All plots are based on 409 LFxTRC F5 hybrids. a QTL analysis to identify positions in the genome most associated with each trait. b Pleiotropy analysis on linkage group seven to determine whether the oral jaw PC1 trait colocalizes to the same region as the pharyngeal jaw PC1 trait. Significance was determined using a likelihood ratio test (LLRT). c Pleiotropy analysis on linkage group seven to determine whether the oral jaw PC2 trait colocalizes to the same region as the pharyngeal jaw PC1 trait. Significance was determined using a LLRT. d Fine mapping all traits across the entirety of LG7. Values furthest from 0 reflect the largest differences between hybrids with LF and TRC genotypes at a given marker. We find peak genotype-phenotype association at ~50 mb that coincides with our Bayes credible interval (grey bar). Intervals that surround the average phenotypic effect line denote standard error of the mean. e Fine mapping all traits across the Bayes credible interval. Population level genetic diversity (FST) data are applied to the map (black dots) with the opacity of each SNP dependent on the degree of segregation between LF and TRC, with those falling above an empirical Z-score threshold of 0.6 determined to be significant, and those above 0.9 deemed highly significant (green lines). Within the credible interval there are four SNPs with FST values of 1.0, but a single SNP that falls within a genotype-phenotype peak residing within an intron of dym (black circle). Source data are provided as a Source Data file.
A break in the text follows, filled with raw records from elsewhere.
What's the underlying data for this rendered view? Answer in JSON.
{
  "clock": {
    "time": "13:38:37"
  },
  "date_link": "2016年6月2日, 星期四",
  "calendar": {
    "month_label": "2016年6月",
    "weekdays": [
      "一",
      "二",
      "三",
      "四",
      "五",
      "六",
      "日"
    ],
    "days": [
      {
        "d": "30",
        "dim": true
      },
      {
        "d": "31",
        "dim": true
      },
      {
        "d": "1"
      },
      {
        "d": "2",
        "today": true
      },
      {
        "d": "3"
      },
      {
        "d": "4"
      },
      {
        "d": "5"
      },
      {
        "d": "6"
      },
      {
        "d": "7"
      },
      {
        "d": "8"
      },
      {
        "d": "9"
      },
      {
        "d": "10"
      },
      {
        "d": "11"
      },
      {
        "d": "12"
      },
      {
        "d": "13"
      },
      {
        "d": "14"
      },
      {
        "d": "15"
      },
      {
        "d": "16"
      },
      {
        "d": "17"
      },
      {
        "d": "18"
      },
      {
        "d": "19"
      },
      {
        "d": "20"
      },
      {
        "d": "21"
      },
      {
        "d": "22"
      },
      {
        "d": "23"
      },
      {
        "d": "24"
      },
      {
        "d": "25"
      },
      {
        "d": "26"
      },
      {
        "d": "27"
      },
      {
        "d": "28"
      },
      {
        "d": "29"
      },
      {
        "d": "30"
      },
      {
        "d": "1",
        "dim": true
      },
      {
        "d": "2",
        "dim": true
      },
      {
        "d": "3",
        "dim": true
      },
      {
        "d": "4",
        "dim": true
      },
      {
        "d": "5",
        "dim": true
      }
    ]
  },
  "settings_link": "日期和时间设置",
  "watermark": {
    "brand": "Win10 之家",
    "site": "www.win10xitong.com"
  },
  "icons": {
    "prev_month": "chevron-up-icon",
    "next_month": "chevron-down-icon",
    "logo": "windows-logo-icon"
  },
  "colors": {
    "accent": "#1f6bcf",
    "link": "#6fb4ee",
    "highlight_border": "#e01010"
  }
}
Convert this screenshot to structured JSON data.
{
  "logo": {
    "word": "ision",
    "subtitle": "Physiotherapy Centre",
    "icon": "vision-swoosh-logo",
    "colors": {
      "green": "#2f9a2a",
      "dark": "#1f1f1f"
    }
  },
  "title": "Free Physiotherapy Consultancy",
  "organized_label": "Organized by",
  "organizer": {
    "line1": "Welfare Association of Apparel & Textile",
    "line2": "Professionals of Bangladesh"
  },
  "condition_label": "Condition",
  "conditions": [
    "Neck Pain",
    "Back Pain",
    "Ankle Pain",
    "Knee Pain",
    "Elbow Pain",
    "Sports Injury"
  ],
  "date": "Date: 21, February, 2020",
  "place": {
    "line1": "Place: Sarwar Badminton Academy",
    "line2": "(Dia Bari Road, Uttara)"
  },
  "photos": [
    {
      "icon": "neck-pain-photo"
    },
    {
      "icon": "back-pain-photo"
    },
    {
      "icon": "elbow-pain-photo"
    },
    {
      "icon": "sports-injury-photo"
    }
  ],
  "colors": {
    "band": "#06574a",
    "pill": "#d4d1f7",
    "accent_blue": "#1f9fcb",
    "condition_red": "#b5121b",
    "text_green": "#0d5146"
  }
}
We then quantitatively assessed the evidence for pleiotropy using a likelihood ratio test (LLRT) to compare the null hypothesis of a common pleiotropic QTL to the alternative hypothesis that they are affected by separate QTL36,37. The overlap on LG4 at a single marker (43.57 cM) was deemed significant (LLRT = 1.85, P = 0.03), indicating that we can reject the null hypothesis and that these peaks likely represent separate QTL for each trait (Supplementary Fig. 6). The three traits that overlap on LG7 spanned two markers (19.12 cM–28.04 cM) and were all deemed non-significant (LOJpc1-LPJpc1: LLRT = 0.02, P = 0.66, Fig. 4b; LOJpc2-LPJpc1: LLRT = 0.20, P = 0.41, Fig. 4c), leading us to accept the null hypothesis and conclude that this interval likely contains a single pleiotropic QTL. Whether a single gene, or multiple closely linked genes drive this pleiotropic signal requires a fine-mapping approach.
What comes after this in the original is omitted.